Function: get_AUC_cosine_sub

Description:
Computes the AUC for a subset of code pairs using a cosine similarity matrix.

Inputs: - cosine: A square matrix of cosine similarity values. - pairs: A data frame containing code1, code2, nullcode1, and nullcode2. - nmax: (Optional) Maximum number of samples for AUC computation. Default is 10000.

Output:
Named numeric vector with: - 'auc': AUC score. - 'num': Number of evaluated pairs.


Function: get_AUC_embed_sub

Description:
Computes the AUC using the dot product of embedding vectors for each code pair.

Inputs: - embed: A matrix where rows are embeddings of codes. - pairs: A data frame with code and nullcode pairs. - nmax: (Optional) Max number of samples. Default is 10000.

Output:
Named numeric vector with: - 'auc': AUC score. - 'num': Number of evaluated pairs.


Function: get_nullpairs

Description:
Generates negative (null) code pairs within matched code groups.

Inputs: - pairs: Data frame with positive code pairs. - dict: A data frame with code-to-group mappings.

Output:
Modified pairs data frame with new columns: nullcode1 and nullcode2.


Function: get_interested_pairs

Description:
Filters pairs where either code matches a set of “interested” codes.

Inputs: - pairs: Data frame of code pairs. - interested_code: A character vector of target codes.

Output:
Filtered subset of the input pairs.


Function: get_merge_pairs

Description:
Merges selected sources in pairs based on merged groupings.

Inputs: - pairs: Data frame with code pairs and metadata. - merged: A named list specifying which source values to merge. - oldremain: If TRUE, retains original pairs not in merged. Default is FALSE.

Output:
Data frame of merged and (optionally) unmerged code pairs.


Function: get_AUC_embed

Description:
Computes AUC scores for grouped code pairs using embeddings.

Inputs: - embed: Matrix of embeddings. - pairs: Data frame of code pairs. - WithNull: Whether to use existing null pairs. Default FALSE. - dict: Code-to-group data frame. Used if generating null pairs. - normalize: Whether to normalize embeddings. Default FALSE. - interested_code: Optional list of codes to filter the pairs. - nmax: Max number of sample pairs. Default 10000. - myseed: Seed for reproducibility. Default 214.

Output:
Named list of data frames, each containing AUC results by source.


Function: get_AUC_cosine

Description:
Computes AUC scores for grouped code pairs using a cosine similarity matrix.
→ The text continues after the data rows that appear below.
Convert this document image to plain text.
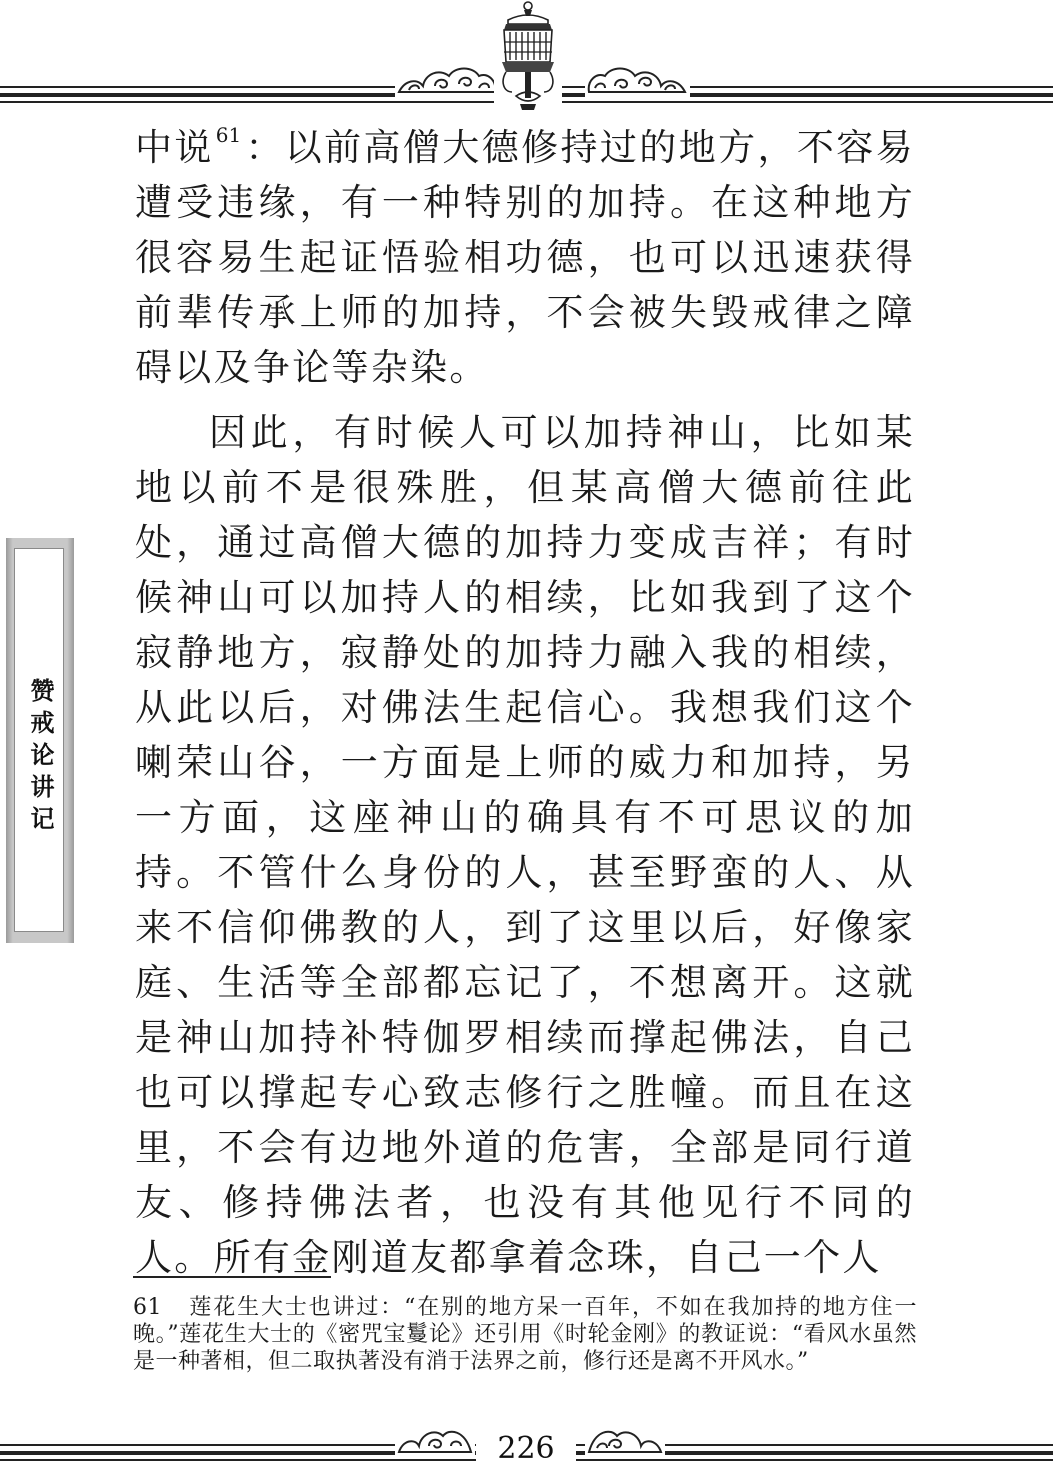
赞戒论讲记

中说 $^{61}$ ：以前高僧大德修持过的地方，不容易遭受违缘，有一种特别的加持。在这种地方很容易生起证悟验相功德，也可以迅速获得前辈传承上师的加持，不会被失毁戒律之障碍以及争论等杂染。

因此，有时候人可以加持神山，比如某地以前不是很殊胜，但某高僧大德前往此处，通过高僧大德的加持力变成吉祥；有时候神山可以加持人的相续，比如我到了这个寂静地方，寂静处的加持力融入我的相续，从此以后，对佛法生起信心。我想我们这个喇荣山谷，一方面是上师的威力和加持，另一方面，这座神山的确具有不可思议的加持。不管什么身份的人，甚至野蛮的人、从来不信仰佛教的人，到了这里以后，好像家庭、生活等全部都忘记了，不想离开。这就是神山加持补特伽罗相续而撑起佛法，自己也可以撑起专心致志修行之胜幢。而且在这里，不会有边地外道的危害，全部是同行道友、修持佛法者，也没有其他见行不同的人。所有金刚道友都拿着念珠，自己一个人

61 莲花生大士也讲过：“在别的地方呆一百年，不如在我加持的地方住一晚。”莲花生大士的《密咒宝鬘论》还引用《时轮金刚》的教证说：“看风水虽然是一种著相，但二取执著没有消于法界之前，修行还是离不开风水。”
226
Inputs: - cosine: Cosine similarity matrix. - pairs: Data frame of code pairs. - WithNull: Use existing null pairs. Default FALSE. - dict: Code-to-group data frame. - interested_code: Optional filtering of code pairs. - nmax: Max samples per subgroup. Default 10000. - myseed: Random seed. Default 214.

Output:
Named list of data frames with AUC results per code group and source.